4. Saka: Mereka yang Berubah

165 26 18
                                    

Satu hal merepotkan dari menjadi orang yang memiliki kompas moral adalah: kau tidak bisa mengabaikan ada satu mayat pun yang tergeletak tanpa dikubur.

Maksudku memang ada alasan higienis, penularan, dan beberapa tetek bengek lainnya yang harus diperhatikan selama masa-masa seperti ini, tapi ayolah, itu masalah Manusia. Bukan masalah makhluk sepertiku. Lagipula kenapa juga aku bisa peduli? Aku tidak akan tertular banyak hal kecuali cacing-cacing menyusahkan di luar sana. Tidak ada alasan bagi makhluk berusia lebih dari seribu tahun untuk peduli pada hal-hal kecil yang seharusnya bisa diabaikan.

Tapi kenyataan memang jauh dari angan.

Sekarang aku justru membawa mereka ke dalam pondokku yang ngomong-ngomong jadi tidak ubahnya kandang anjing setelah mereka datang. Sempit sekali. Aku tidak kebagian tempat untuk sekadar duduk.

Yang lebih buruk, aku tidak sekadar menemukan mayat. Yang ini masih berdenyut dan bernapas. Walau keduanya sama-sama dalam kondisi paling tidak jelas yang bisa aku saksikan dari siklus makhluk hidup.

Yang satunya masih berwujud kerangka berbalut kulit.

Yang satunya berwujud utuh tapi tidak juga bangun.

Padahal ini sudah empat hari.

Aku sudah mencoba berbagai cara untuk membangunkan mereka. Mulai dari berteriak keras-keras, menampar, memukul, bahkan menyiram mereka dengan segayung air yang aku bawa langsung dari mata air di hutan.

Tidak ada satu pun yang berhasil.

Yah, bukan berarti tidak ada cara lain.

Aku masih bisa menggunakan cara ekstrim seperti membuat suara seriuh perang atau marching band atau memberikan mereka hewan buas agar mereka bisa bangun karena tercabik atau nyaris tulis karena amukan binatang, tapi aku tidak mau dituduh sudah merusak ekosistem hutan.

Lagipula aku tidak mau lagi dituduh gila. Tidak peduli semenjengkelkan apa pun Manusia, aku tidak mau lagi sudi menggunakan upaya sebesar itu untuk sekadar membangunkan dua onggok anggota mereka yang terlalu malas untuk bangun.

Di samping tempat tidur yang sekarang penuh dan kursi yang juga penuh, aku berdiri seperti orang tolol, mengamati dua anak perempuan yang seenaknya menumpang di rumah ini tanpa bayar sewa.

Dan aku juga merutuki separuh diriku yang membawa mereka padahal tahu tidak akan dapat keuntungan apa-apa.

Padahal aku berniat untuk mengakhiri semuanya. Mengasingkan diri di sini dalam kesunyian seperti biasa ... atau mungkin mengurus satu-dua hal yang tidak bisa aku serahkan kepada orang lain.

Tapi kenyataannya....

"Kalau kau seperti itu, aku tidak akan heran orang-orang malah akan menari-nari di atas kuburmu," Kata-kata tajam kurang ajar dari Albert terngiang dalam benakku. "Alih-alih membantumu atau sekadar mendoakanmu."

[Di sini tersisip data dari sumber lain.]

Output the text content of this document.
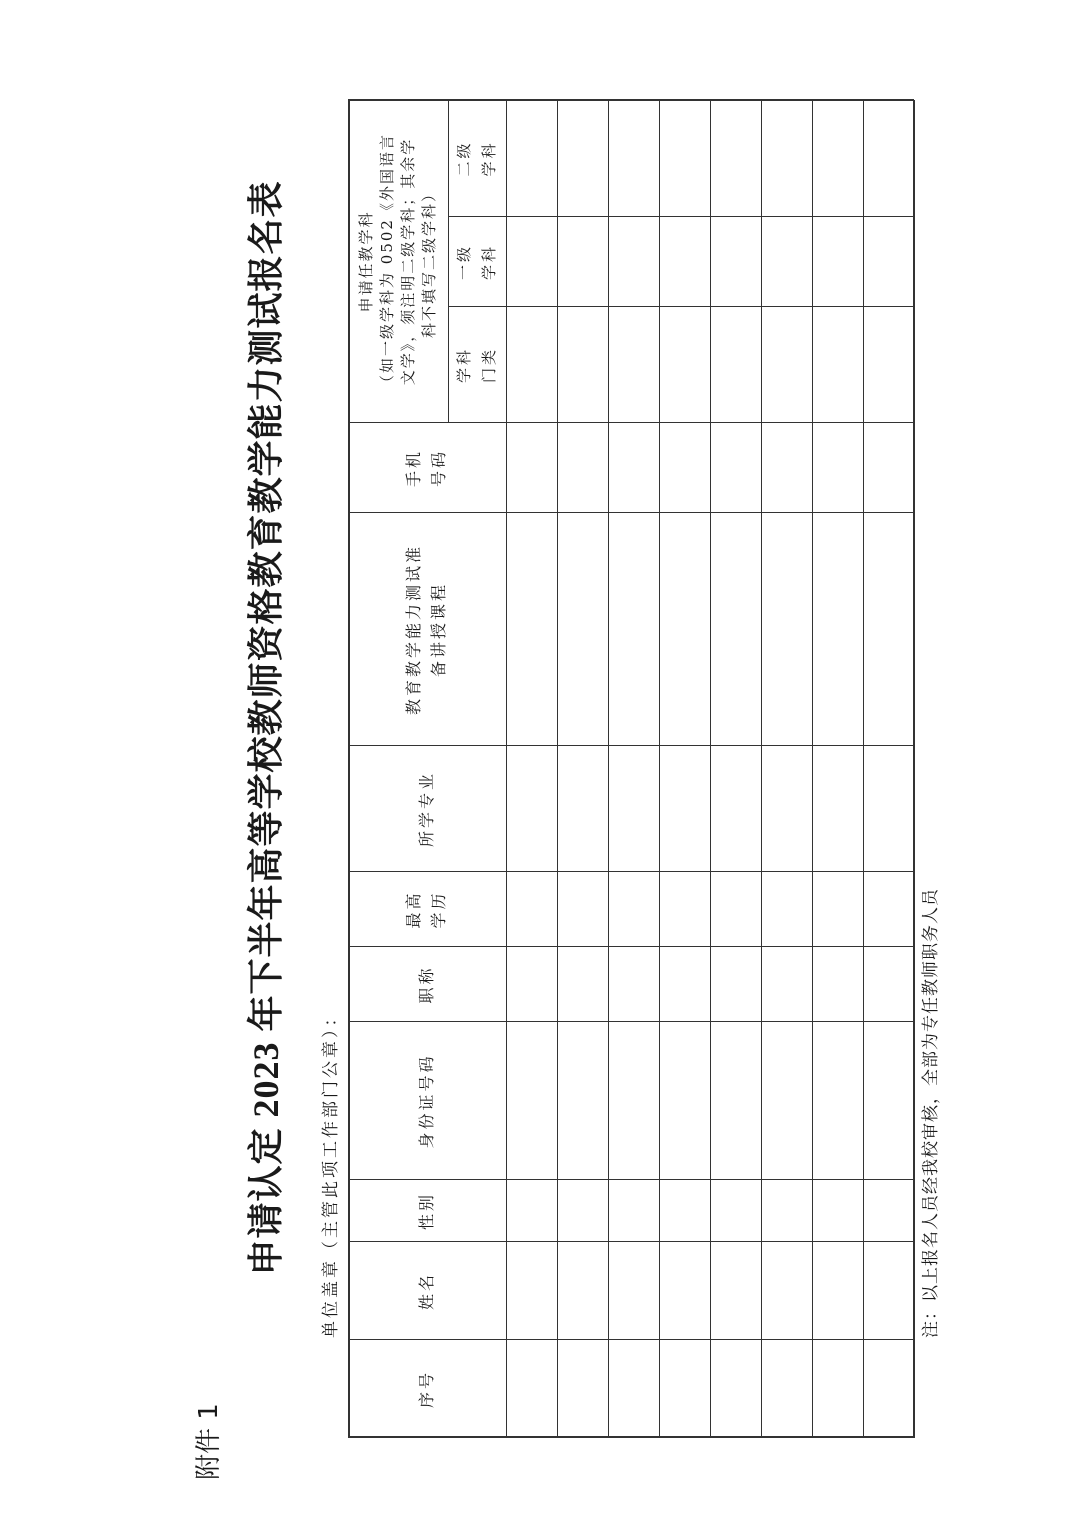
附件 1
申请认定 2023 年下半年高等学校教师资格教育教学能力测试报名表 单位盖章（主管此项工作部门公章）：
序号
姓名
性别
身份证号码
职称
最高 学历
所学专业
教育教学能力测试准 备讲授课程
手机 号码
申请任教学科 （如一级学科为 0502《外国语言 文学》，须注明二级学科；其余学 科不填写二级学科）
学科 门类
一级 学科
二级 学科
注：以上报名人员经我校审核，全部为专任教师职务人员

Helaan napas berat keluar dari mulutku. "Seandainya saja aku memang benar akan dikubur saat mati nanti...."

Aku ingin menghina, melontarkan kata-kata pedas apa saja, tapi sadar hal itu hanya akan membuatku kelihatan menyedihkan, aku pun urung melakukannya.

Tidak seharusnya makhluk sepertiku menangisi kepergian satu Budaknya. Aku bisa mencari lagi.

Tapi dasar perasaan sialan, hanya karena sudah begitu lama menghabiskan waktu dicerca kata-kata kurang ajar dan tingkah laku yang sama sekali tidak hormat darinya, mendadak harus kehilangan itu semua ... tidak peduli walau aku sudah tahu akan begini jadinya ... tetap saja.....

Aku menyapukan tangan dengan gusar ke wajah, berharap dalam satu kali sapuan seperti itu, emosiku yang carut marut bisa kembali tertata.

Sinar keemasan menembus jendela dalam petak cahaya buram. Aku menoleh ke arah kaca jendela. Tirainya masih tertutup karena aku muak melihat petak cahaya yang buram oleh hamburan partikel. Rasanya debu-debu ini tidak hilang walau aku sudah mencuci setiap jengkal pondok ini sampai seribu kali.